“Torch the Constitution and the Supreme Court”—The challenge we cannot afford to ignore

Our turn to defend the freedom our Founders fought for

With America in a state of discord not unlike that described by Dickens in A Tale of Two Cities—“It was the best of times, it was the worst of times, it was the age of wisdom, it was the age of foolishness…”—some are calling for radical change.  

“Torch the Constitution” urged Harvard Professor Louis Menand, writing in The New Yorker less than a week after Constitution Day on September 17, 2024. The Founders “failed,” claims Menand, and so will we if we do not abandon the Constitution they gave us. Several days later, as reported by Mediaite, author Fran Lebowitz “torched the Supreme Court” in a televised interview by calling on President Biden to “dissolve” it.

Besides the irony of seeking to destroy the very bastion that guarantees to these individuals the right to express their opinions, such demands turn a blind eye to the fact that not only did British Prime Minister William Gladstone call the Constitution “the most wonderful work ever struck off at a given time by the brain and purpose of man,” but the drafters themselves insisted it was produced by more than human ingenuity.

Connecticut delegate William Samuel Johnson, who served as chairman of the Committee of Style that drafted the final version, said of the outcome, “I cannot but impute it to a signal intervention of divine providence.”

South Carolina delegate Charles Pinckney, later governor of the state and a U.S. senator, admitted to being “struck with amazement” at the same “super-intending hand of Providence that so miraculously carried us through the war.”

Perhaps the most impressive witness came from the document’s principal architect, Virginia delegate James Madison: “It is impossible for the man of pious reflection not to perceive in it a finger of that Almighty hand which has been so frequently and signally extended to our relief in the critical stages of the revolution,” and “impossible to consider the degree of concord which ultimately prevailed as less than a miracle.”

According to Professor Matthew Spalding, the Constitutional Convention was “one of the greatest events in the history of human liberty,” producing “the most enduring, successful, enviable, and imitated constitution man has ever known.” The key, says Spalding, is its basis in the “permanent truths about man, politics, and liberty” already articulated in the Declaration of Independence.

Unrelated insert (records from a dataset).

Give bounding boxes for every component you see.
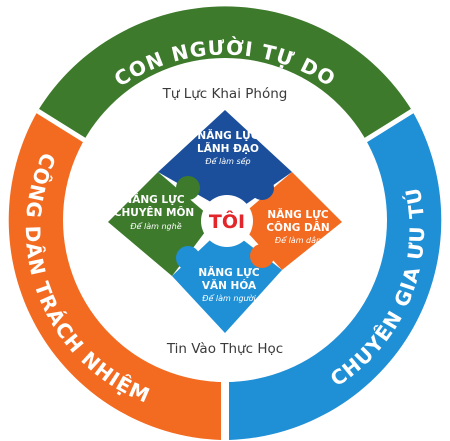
puzzle-knob-top-left — [176, 176, 200, 200]
piece-top-title1: NĂNG LỰC — [197, 129, 258, 142]
piece-bottom-title1: NĂNG LỰC — [198, 266, 259, 279]
piece-left-title1: NĂNG LỰC — [123, 193, 184, 206]
ring-segment-left — [8, 111, 221, 440]
piece-bottom-title2: VĂN HÓA — [202, 279, 257, 292]
inner-bottom-text: Tin Vào Thực Học — [166, 341, 283, 357]
piece-bottom-sub: Để làm người — [202, 293, 256, 303]
piece-right-sub: Để làm dân — [275, 235, 321, 245]
ring-segment-right — [229, 111, 442, 440]
inner-top-text: Tự Lực Khai Phóng — [162, 86, 288, 102]
ring-segment-top — [37, 6, 413, 142]
piece-top-title2: LÃNH ĐẠO — [197, 142, 259, 155]
center-circle — [201, 195, 253, 247]
piece-top-sub: Để làm sếp — [205, 156, 250, 166]
ring-gap-left — [36, 108, 88, 144]
piece-right-title2: CÔNG DÂN — [266, 221, 329, 234]
puzzle-knob-bottom-right — [250, 244, 274, 268]
ring-gap-right — [362, 108, 414, 144]
piece-left-sub: Để làm nghề — [130, 221, 181, 231]
piece-right-title1: NĂNG LỰC — [267, 208, 328, 221]
puzzle-knob-top-right — [250, 176, 274, 200]
puzzle-knob-bottom-left — [176, 246, 200, 270]
center-label: TÔI — [209, 209, 245, 233]
piece-left-title2: CHUYÊN MÔN — [114, 206, 194, 219]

Thus the Constitution does not presume to grant the blessings of liberty—these are bestowed by the Creator Himself—but to secure them. It was a revolution like no other.

What is truly revolutionary about America is that, for the first time in human history, these universal ideas became the foundation of a particular system of government and its political culture…. To this day, so many years [later], these principles… still define us as a nation and inspire us as a people. They are responsible for a prosperous and just nation unlike any in the world. They are the highest achievements of our tradition, serving not only as a powerful beacon to those throughout the world who strive for freedom and seek to vindicate self-government but also a warning to tyrants and despots everywhere. It is because of these principles, not despite them, that America has achieved its greatness.

To those who would abandon the Constitution, Spalding declares,

We don’t need to remake America, or discover new and untested principles. The change we need is not the rejection of America’s principles but a great renewal of these permanent truths about man, politics, and liberty… as a source of assurance and direction for our times.

If the radical demands of Menand and Leibowitz were isolated voices, Spalding’s answer may suffice. But those demands are part of a larger chorus to which we all must respond by exercising our God-given and Constitution-secured right to speak out. Well has Mark Levin urged,

The counterrevolution to the American Revolution is in full force… It is devouring our society and culture, swirling around our everyday lives, and ubiquitous in our politics, schools, media, and entertainment….. We must rise to the challenge, as did our Founding Fathers…. President Ronald Reagan’s fateful and prescient observation… compels our attention: “Freedom is never more than one generation away from extinction. We didn’t pass it to our children in the bloodstream. It must be fought for, protected, and handed on for them to do the same, or one day we will spend our sunset years telling our children and children’s children what it was once like in the United States where men were free.”